Menurut Willy, lari merupakan olahraga yang menyenangkan dan dapat mengurangi stres. Ketika orang menjalani aktivitasnya dengan bahagia, segala yang dilakukan dapat berdampak positif.
Olahraga ini sangat mudah dilakukan siapa saja. Lari tidak hanya dapat dilakukan orang yang bertubuh normal. ”Olahraga ini juga dapat dilakukan kaum disabilitas yang beraktivitas dengan kursi roda,” ujarnya.
Kursi roda bukanlah penghalang bagi mereka yang ingin terus berolahraga. Bahkan, beberapa di antara mereka mulai menjadi atlet ketika menggunakan kursi roda.
Pemenang kategori wanita jarak 2,5K, Ndaru Patma Putri (28), misalnya. Ia menekuni olahraga tenis sejak kakinya lumpuh karena tertimpa puing-puing bangunan dalam bencana gempa bumi di Bantul, DI Yogyakarta, 2006.
Ia awalmua putus asa melihat kondisi tubuhnya yang cacat permanen. Namun, semangat hidupnya kembali tumbuh ketika masuk dalam komunitas tenis bagi kaum disabilitas.
Sejak saat itu, ia mulai menekuni tenis dan menjuarai berbagai perlombaan nasional. Ia juga terpilih mewakili Indonesia dalam ajang Asian Para Games 2018.
Setelah menjadi atlet profesional, Ndaru pun terus berlatih setiap hari dengan rutin berlari dan melakukan olahraga kebugaran. Ia berharap ada banyak kegiatan olahraga seperti lomba lari yang melibatkan kaum disabilitas.
”Dengan kegiatan tersebut, para kaum disabilitas tak lagi dipandang sebelah mata. Semangat hidup mereka juga dapat menginspirasi orang lain,” kata Ndaru.
Dengan kegiatan tersebut, para kaum disabilitas tak lagi dipandang sebelah mata. Semangat hidup mereka juga dapat menginspirasi orang lain.

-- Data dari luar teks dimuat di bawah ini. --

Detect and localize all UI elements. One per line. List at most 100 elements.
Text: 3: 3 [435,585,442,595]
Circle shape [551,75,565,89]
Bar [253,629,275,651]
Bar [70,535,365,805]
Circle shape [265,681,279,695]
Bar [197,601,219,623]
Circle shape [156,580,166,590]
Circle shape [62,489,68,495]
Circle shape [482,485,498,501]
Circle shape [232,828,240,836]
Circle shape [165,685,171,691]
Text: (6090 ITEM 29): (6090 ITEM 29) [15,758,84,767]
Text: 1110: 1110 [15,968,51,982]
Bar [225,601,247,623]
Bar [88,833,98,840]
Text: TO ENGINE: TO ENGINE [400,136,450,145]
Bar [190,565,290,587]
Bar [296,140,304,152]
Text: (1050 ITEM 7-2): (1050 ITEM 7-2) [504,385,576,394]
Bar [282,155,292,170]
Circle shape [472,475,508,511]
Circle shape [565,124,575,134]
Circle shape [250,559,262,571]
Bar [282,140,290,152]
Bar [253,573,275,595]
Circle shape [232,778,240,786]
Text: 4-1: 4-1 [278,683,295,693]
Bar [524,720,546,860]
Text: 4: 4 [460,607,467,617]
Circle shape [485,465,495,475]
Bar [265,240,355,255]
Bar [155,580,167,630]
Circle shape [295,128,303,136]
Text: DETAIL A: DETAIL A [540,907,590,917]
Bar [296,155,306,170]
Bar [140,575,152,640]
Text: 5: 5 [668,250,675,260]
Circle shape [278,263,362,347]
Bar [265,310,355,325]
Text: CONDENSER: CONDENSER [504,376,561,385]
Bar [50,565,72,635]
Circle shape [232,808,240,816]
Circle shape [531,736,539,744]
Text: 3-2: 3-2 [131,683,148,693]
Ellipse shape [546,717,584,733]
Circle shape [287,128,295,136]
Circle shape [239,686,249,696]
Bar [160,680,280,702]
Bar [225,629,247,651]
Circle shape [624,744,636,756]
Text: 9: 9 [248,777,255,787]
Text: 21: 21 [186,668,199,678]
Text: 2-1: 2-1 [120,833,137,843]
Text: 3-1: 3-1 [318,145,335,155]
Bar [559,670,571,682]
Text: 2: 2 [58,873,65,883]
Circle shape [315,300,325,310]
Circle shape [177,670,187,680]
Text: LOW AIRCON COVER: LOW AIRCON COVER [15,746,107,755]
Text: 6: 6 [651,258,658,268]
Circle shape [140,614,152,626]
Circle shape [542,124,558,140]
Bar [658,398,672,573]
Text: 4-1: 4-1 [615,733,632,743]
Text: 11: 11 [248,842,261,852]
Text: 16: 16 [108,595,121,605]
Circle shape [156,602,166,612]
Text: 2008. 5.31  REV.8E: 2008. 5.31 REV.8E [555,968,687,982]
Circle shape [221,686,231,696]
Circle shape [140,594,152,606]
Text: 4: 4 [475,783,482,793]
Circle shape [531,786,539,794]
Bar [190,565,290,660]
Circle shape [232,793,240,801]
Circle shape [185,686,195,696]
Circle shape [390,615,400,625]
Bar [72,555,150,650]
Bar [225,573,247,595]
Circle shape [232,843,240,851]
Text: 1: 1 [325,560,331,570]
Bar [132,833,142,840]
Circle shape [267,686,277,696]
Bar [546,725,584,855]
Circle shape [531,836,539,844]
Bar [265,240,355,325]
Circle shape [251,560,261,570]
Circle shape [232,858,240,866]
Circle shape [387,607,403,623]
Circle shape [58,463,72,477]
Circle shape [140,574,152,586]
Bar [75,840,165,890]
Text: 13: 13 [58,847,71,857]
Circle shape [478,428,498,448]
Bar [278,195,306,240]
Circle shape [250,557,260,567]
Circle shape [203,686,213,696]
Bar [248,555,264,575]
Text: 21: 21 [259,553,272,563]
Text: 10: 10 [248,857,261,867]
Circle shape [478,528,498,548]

Hal serupa dituturkan Mayor Artileri Pertahanan Udara Simon Edward Sirait. Ia tidak dapat menggunakan kakinya untuk beraktivitas karena terluka saat melakukan pengamanan di Jakarta pada 1995.
Meskipun begitu, ia tidak menyerah. Ia terjun dalam olahraga tenis untuk kaum disabilitas. Pada 2011, ia meraih medali perunggu Asean Para Games di Surakarta, Jawa Tengah.
Panglima Komando Daerah Militer Jayakarta Mayor Jenderal TNI Eko Margiyono mengapresiasi keterlibatan masyarakat yang antusias mengikuti kegiatan ini. Apalagi, kegiatan ini juga mengampanyekan pentingnya kepedulian pada lingkungan dengan tidak membuang sampah sembarangan.
”Kami berharap masyarakat dapat semakin gemar berolahraga. Kami juga ingin kebiasaan membuang sampah pada tempatnya menjadi budaya di masyarakat,” ujar Eko.
Kami berharap masyarakat dapat semakin gemar berolahraga. Kami juga ingin kebiasaan membuang sampah pada tempatnya menjadi budaya di masyarakat.
Perlombaan ini, lanjut Eko, juga dapat menjadi sarana bagi kaum disabilitas untuk menyalurkan hobinya dalam berolahraga. Karena itu, ia ingin kegiatan yang baru pertama kali diadakan ini dapat berjalan rutin setiap tahun.